Acute bulbar palsy variant of Guillain-Barré syndrome found

By Lucy Piper, Senior medwireNews Reporter

Researchers have identified a new variant form of Guillain-Barré syndrome (GBS) that is characterised by prominent acute bulbar palsy without neck or limb weakness.

The fact that acute bulbar palsy was the most prominent clinical symptom across the disease course in the 11 patients studied differentiates this clinical syndrome from the Miller Fisher syndrome (MFS) and pharyngeal-cervical-brachial (PCB) variants of GBS, says the team.

Indeed, according to a recently proposed classification system, “none of the cases satisfied the criteria for the MFS or PCB variant”, they add.

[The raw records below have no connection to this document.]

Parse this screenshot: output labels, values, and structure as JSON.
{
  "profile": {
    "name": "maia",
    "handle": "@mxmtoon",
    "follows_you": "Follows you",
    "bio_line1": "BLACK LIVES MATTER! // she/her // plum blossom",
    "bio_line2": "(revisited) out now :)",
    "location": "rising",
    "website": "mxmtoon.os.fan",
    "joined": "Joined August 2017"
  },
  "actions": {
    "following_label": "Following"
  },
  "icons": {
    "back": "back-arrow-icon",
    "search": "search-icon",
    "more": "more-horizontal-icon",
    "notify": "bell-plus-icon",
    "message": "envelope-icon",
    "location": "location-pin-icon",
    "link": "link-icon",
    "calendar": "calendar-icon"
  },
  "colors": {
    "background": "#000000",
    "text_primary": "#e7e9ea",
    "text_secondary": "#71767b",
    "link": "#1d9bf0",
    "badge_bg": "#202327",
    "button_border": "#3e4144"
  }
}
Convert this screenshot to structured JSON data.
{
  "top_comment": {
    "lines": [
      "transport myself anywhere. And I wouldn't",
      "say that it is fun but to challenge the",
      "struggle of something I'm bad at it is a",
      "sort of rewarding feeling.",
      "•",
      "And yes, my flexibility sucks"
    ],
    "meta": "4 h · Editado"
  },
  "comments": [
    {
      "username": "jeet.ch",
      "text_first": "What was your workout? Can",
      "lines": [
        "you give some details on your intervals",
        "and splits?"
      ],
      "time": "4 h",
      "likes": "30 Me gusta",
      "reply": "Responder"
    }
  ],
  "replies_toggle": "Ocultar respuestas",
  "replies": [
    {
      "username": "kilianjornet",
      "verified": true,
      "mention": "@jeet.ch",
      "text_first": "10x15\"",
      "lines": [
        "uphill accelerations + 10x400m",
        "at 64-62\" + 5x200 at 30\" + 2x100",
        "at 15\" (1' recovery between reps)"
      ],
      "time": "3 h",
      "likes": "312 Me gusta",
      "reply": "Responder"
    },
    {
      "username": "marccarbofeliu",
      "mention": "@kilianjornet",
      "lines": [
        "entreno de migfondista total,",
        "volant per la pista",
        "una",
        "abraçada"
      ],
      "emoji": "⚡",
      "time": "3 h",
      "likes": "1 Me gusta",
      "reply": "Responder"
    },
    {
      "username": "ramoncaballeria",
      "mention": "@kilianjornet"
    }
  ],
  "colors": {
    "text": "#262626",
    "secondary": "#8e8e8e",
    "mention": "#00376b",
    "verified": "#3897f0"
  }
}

The patients were identified from 184 enrolled in the Korean Inflammatory Neuropathy Consortium over a 2-year period. All of the patients showed the general features of GBS, including acute monophasic event and recovery, less than 4 weeks of clinical nadir and no accompanying upper motor neuron signs.

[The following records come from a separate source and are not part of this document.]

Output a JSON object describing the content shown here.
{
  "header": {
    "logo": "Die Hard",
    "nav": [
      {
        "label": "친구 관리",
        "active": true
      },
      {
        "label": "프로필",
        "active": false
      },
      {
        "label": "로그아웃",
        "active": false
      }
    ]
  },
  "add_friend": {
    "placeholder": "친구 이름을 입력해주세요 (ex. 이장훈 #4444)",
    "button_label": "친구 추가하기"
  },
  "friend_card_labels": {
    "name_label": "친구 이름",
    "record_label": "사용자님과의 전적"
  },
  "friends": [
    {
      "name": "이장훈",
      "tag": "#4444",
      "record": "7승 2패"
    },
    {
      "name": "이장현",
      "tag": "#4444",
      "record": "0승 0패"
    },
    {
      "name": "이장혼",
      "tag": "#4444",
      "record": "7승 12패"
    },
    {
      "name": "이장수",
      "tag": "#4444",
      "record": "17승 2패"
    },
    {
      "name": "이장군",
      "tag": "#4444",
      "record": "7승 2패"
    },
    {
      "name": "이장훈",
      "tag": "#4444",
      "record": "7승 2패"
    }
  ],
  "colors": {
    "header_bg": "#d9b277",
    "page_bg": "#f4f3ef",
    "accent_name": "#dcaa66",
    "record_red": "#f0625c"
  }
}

The most common initial symptom was slurred speech, followed by gait disturbance, diplopia, dizziness and tingling limbs.

All the patients had accompanying neurological symptoms. Ten patients had below normal or absent reflexes, while ophthalmoplegia and gait ataxia were each seen in nine patients, sensory abnormality in eight and unilateral facial palsy or diplegia in six patients.

Researcher Jong Seok Bae (Hallym University, Seoul, Korea) and colleagues propose that GBS presenting acute bulbar palsy without limb weakness could be classified into “acute bulbar palsy plus” if patients present with accompanying neurological symptoms – as in the case of the 11 study participants – and “isolated acute bulbar palsy” in the absence of such symptoms.

They add that all 11 patients had accompanying ophthalmoplegia, sensory ataxia or both, which are components of the MFS and PCB variants, and so acute bulbar palsy plus without limb weakness could be considered as a transitional spectrum between the two syndromes, appearing to be closer to PCB than MFS.

The study participants also shared positivity for immunoglobulin (Ig)G anti-GT1a antiganglioside antibodies, which have been associated with other kinds of GBS with bulbar palsy including the PCB variant, with all 11 patients testing positive, while just six tested positive for IgG anti-GQ1b antibodies.

“Therefore, IgG anti-GT1a antibodies appear to be involved with the pathogenesis of this syndrome and so can be used as a marker of this variant”, the team writes in Neurology.

Nine patients were treated with a 5-day course of intravenous Ig infusions and the response was good with symptoms resolving within 3 months. Only one patient had symptoms that persisted for more than 6 months.